Based on these two findings, I can verify that LLMs capture useful representations for predicting aspect located near the verb token. However, only the verb token position is linked to a part of speech while other positions are somewhat arbitrary. The next investigation should instead group hidden layer outputs based on semantic roles, keeping in mind that neighboring positions might also encode some of the desired information.I would also be able to test sentences with multiple event verbs, since parsers generally assign roles to a target verb. The results of this experiment could paint a more complete picture of aspect representation in LLMs, especially if different layers produce better probes for each semantic role.

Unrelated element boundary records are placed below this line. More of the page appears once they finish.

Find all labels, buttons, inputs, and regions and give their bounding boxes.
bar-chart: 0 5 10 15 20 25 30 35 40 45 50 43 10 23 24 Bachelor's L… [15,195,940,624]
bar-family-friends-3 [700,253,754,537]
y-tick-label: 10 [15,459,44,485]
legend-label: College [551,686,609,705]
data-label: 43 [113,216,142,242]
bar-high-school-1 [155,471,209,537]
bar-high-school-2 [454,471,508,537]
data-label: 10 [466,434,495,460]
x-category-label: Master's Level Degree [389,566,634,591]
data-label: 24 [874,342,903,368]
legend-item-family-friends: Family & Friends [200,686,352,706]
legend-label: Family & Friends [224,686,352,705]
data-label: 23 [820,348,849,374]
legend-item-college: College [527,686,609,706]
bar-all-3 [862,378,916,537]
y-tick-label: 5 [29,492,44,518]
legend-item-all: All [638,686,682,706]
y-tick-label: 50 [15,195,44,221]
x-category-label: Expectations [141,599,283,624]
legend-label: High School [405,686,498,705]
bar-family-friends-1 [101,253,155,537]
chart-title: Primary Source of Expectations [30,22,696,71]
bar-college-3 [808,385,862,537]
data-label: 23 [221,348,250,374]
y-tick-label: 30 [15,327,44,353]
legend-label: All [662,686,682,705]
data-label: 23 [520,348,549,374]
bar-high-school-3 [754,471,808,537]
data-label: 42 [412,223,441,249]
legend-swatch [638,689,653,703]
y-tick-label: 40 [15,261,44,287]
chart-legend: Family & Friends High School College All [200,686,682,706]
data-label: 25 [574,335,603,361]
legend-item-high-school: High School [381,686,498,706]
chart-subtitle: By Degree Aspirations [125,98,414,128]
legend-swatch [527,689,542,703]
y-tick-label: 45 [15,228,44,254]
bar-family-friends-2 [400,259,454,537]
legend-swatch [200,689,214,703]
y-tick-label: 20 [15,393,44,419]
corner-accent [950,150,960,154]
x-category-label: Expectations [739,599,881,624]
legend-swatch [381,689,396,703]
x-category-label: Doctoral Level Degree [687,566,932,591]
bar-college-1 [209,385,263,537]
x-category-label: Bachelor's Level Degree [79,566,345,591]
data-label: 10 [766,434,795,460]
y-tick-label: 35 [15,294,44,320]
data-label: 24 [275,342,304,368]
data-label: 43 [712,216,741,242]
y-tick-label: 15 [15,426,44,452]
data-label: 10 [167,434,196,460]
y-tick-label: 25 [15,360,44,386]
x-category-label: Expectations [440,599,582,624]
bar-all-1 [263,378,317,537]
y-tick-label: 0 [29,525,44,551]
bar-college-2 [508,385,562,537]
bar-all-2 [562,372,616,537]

Takeaways for your probing experiments

  1. Hypothesize about model behavior by thinking about how humans conceptualize information to focus your lens. If I didn’t think about verb positions, my data would not look clear at all.
  2. Find the easiest experiment to run and investigate iteratively. Verifying my hypotheses about intermediate layers and token positions ensures that helped me find the next place to look.
  3. Run multiple versions of the same experiment: probing is an art, not a science. I wouldn’t have figured out my gradient issue if I just had one heatmap to look at and probably would have concluded that BERT doesn’t capture aspect.
  4. Sometimes features are non-linear, so it’s always smart to test with different types of probes. However, if your probes get too complex you should benchmark with randomized data to ensure that your findings are real.